Question

What is the wavelength of light that has a frequency of\[1.20{\text{ }} \times {\text{ }}{10^{13}}{\text{ }}{s^{ - 1}}\]?

Answer 1

Hint: The reason is, colours are nothing but electromagnetic radiations with a different wavelength of light. In the electromagnetic spectrum, the visible region is otherwise called visible light. These colours have different wavelengths too.


Formula used:
The relationship between frequency and wavelength for an electromagnetic wave is given by
\[c = f{\text{ }}\lambda \]———–(i)
Where,
$c$ is the velocity of light
$f$ is the frequency of light
$\lambda $ is the wavelength of the light

Complete step by step solution:
Wavelength is defined as the property of a wave in which the distance between the identical points between the two successive waves is calculated. It is denoted by the Greek letter lambda (λ).
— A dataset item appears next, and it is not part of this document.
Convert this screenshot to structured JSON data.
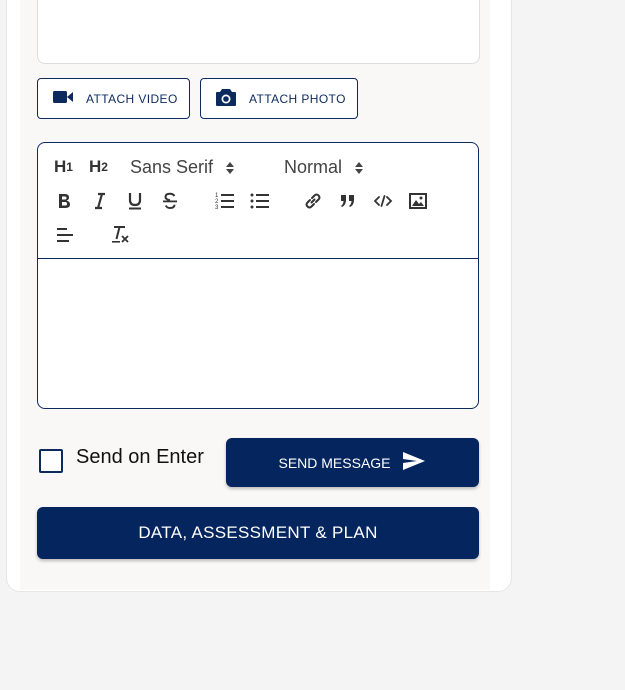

Therefore, the distance between either one crest or trough of one wave and the next wave is known as wavelength.
The wavelength of light is defined as “The distance between the two successive crests or troughs of the light wave”.
Wavelength of the Visible Light ranges between \[400{\text{ }}nm\]to \[700{\text{ }}nm\]and here we come to know the wavelength of various colours of the visible spectrum of light.
The spectrum of visible light has about numerous different colours having different wavelengths.
The violet colour is said to have the shortest form of wavelength whereas red colour is said to have the longest wavelength.
Frequency of the given light \[ = {\text{ }}f = {\text{ }}1.20{\text{ }} \times {\text{ }}{10^{13}}{\text{ }}{s^{ - 1}}\]
We need to find out the wavelength (λ) of the given light.
To find the wavelength of the given light we will substitute the known values in equation (i) we get,
\[c = f{\text{ }}\lambda \]
$c = 3 \times {10^8}m{s^{ - 1}}$
\[f = {\text{ }}1.20{\text{ }} \times {\text{ }}{10^{13}}{s^{ - 1}}\]
λ we need to find out
Therefore the equation becomes
\[\begin{array}{*{20}{l}}
  {3{\text{ }} \times {{10}^8} = {\text{ }}1.20{\text{ }} \times {\text{ }}{{10}^{13}} \times {\text{ }}\lambda } \\
  {\lambda = {\text{ }}3{\text{ }} \times {\text{ }}{{10}^8}{\text{ }}/{\text{ }}1.20{\text{ }} \times {\text{ }}{{10}^{13}}}
\end{array}\]
\[ = {\text{ }}2.5{\text{ }} \times {10^{ - 5m}}\]
Hence, the wavelength of light that has a frequency of \[1.20{\text{ }} \times {\text{ }}{10^{13}}{\text{ }}{s^{ - 1}}is{\text{ }}2.5{\text{ }} \times {\text{ }}{10^{ - 5m}}\]

Note: Wavelength can be defined as the distance between two successive crests or troughs of a wave. It is measured in the direction of the wave.